I wanted to pose one of Whitney’s comments from the last discussion thread to all the readers, now that some of us have read both Small Fires and Food in Cuba—it’s nice to consider there are threads throughout these texts!
“Thanks everyone for a really great Zoom the other day! I really appreciated hearing everyone's perspectives and especially from people who have actually been to Cuba (I have not). I'm enjoying the selection of books, and while this book is a lot different than Johnson's Small Fires, I noticed a connection in the conclusion of Garth's book with Johnson on the idea of agency and refusals that I am interested in thinking about more and curious if anyone else has thoughts on this. Garth writes, "The struggle for a good life is not just a way of upholding and striving for Cubanidad; the insistence on living a good life and the ability to continue consuming a decent meal in the face of the changing food system is also a form of resistance to state power and a way of talking back to the state. We might also call this a form of refusal" (161). Johnson writes, "Refusing the recipe as a cook and at the table also expresses yearning to participate in world-making" (117). These connections between expressions of agency and world-making capacity through food (and refusal) are really interesting to me, even in such different contexts. I'm curious if and how similar ideas might come up in the other two books.

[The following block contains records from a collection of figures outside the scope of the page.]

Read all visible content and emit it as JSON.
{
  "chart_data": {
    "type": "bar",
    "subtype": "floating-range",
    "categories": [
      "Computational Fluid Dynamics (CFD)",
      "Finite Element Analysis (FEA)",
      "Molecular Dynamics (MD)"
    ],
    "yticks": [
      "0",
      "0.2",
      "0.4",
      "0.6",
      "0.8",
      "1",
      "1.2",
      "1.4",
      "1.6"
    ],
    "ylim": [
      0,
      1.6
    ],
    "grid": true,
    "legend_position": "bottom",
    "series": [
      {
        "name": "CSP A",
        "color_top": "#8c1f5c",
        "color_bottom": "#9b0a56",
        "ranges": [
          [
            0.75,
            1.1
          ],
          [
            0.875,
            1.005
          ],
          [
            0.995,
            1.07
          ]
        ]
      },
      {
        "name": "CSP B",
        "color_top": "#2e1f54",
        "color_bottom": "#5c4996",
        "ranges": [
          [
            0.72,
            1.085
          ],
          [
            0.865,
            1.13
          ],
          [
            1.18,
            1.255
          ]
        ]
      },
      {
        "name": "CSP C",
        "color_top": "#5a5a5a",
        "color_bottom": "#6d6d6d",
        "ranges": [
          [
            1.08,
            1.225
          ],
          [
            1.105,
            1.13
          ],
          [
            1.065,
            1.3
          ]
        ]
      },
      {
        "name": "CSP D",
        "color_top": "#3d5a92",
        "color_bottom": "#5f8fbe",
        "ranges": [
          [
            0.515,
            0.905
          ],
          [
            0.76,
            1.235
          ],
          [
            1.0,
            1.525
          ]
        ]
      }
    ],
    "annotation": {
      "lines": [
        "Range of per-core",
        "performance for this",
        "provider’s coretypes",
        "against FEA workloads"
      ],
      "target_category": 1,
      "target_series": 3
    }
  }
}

Also, someone (I forget who, I'm sorry!) mentioned at the end of the Zoom discussion that Garth never really describes what a decent meal tastes like (it's unclear whether this was something she asked/discussed with participants). I don't know why this didn't occur to me earlier, but as soon as you said this it stood out quite a bit. There is maybe this unsaid idea that the taste matters less than what the food signifies. I do kind of wish there was more description or reflection on taste/the experience of the decent meal; I'm not sure what that would look like in the book or how it might change it.”
My reflection is that I cannot wait to join for Eating to Extinction. Just picked up Consuming Passions: The Anthropology of Eating which I highly recommend!
I really enjoyed reading Food in Cuba and I just started Longthroat Memoirs. While reading Food in Cuba, I always thought about the taste aspect even though you mentioned "There is maybe this unsaid idea that the taste matters less than what the food signifies." I think the only time taste was mentioned was when the meat was bad and some people decided to get past it if it was cooked a certain way. I also wished there was more insight into taste while enjoying a decent meal but I do not think this was the point of what a decent meal is and the study of this book. Outside of the book, when I think of my own idea of a decent meal that is traditional or nostalgic, I try to make to recreate the meal with the closest ingredients as possible so that in the end, all the flavors are there. In the case of the book, it seems as if it's important for all the elements to be accessible, rice, meat, beans to make it a decent meal.